Adventures in Phonetic Neuroscience

In studying linguistic knowledge and the cognitive processing that uses this knowledge, linguists and psycholinguists have looked for ways to find out what is cognitively "real" that underlies the patterns found in language and linguistic behavior.  We are generally faced with the problem of being on the outside looking in.
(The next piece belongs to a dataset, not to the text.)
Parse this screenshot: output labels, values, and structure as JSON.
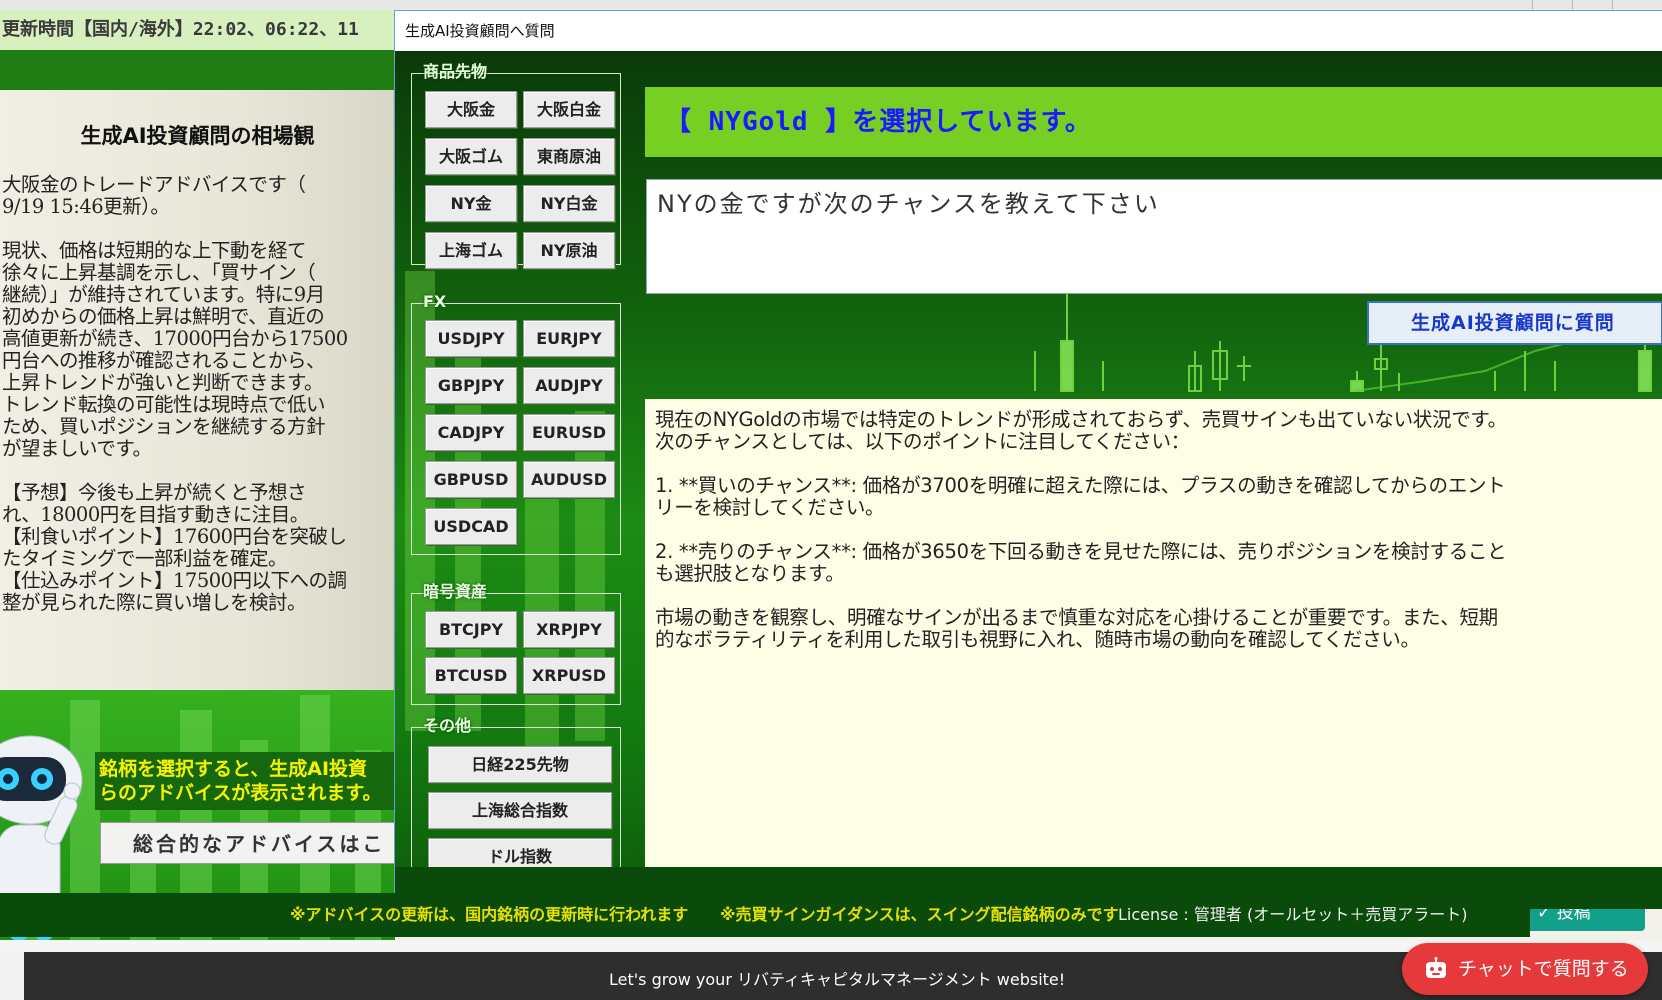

Each method of acquiring data from people as they speak and listen (elicitation of forms, recording of corpora, recording behavioral responses in experiments) contributes to a more sophisticated understanding of linguistic knowledge and processing.

In this talk I will present some results from recent investigations in phonetic neuroscience.  The data come from recordings from a dense grid of electrodes placed directly on the surface of the brain in patients who were undergoing surgery for epilepsy.  These neural imaging data have fine resolution in both time and frequency and have low enough noise that a relatively few trials is needed in order to find rich phonetic information.  In the first of the three studies that I will describe, we found that during speaking the motor cortex shows patterns of activity that group sounds by articulator - labials are similar to other labials, dorsals are similar to other dorsals, etc (Bouchard et al., 2013, Nature 495, 327-332).  In the second study, we found that during listening the superior temporal gyrus shows patterns of activity that group sounds by manner of articulation - stops are similar to stops, fricatives to fricatives, etc. (Mesgarani et al., 2014, Science 1006-1010).  The third study examines a pattern of activity in the motor areas of the cortex that appears during listening.  This pattern has been noted by prior researchers who have speculated that motor activity during speech perception suggests the activity of mirror neurons and perhaps that the motor theory of speech perception is supported.  Our data complicate this interpretation because we are able to decode the phonetic information in the motor area during perception and what we find is surprising.  The pattern of activity is like the pattern found by Mesgarani et al. in STG - sounds are grouped with each other by manner of articulation, not by articulator.  I'll discuss the implications of this finding, and the broader implications of neuroscience for linguistics.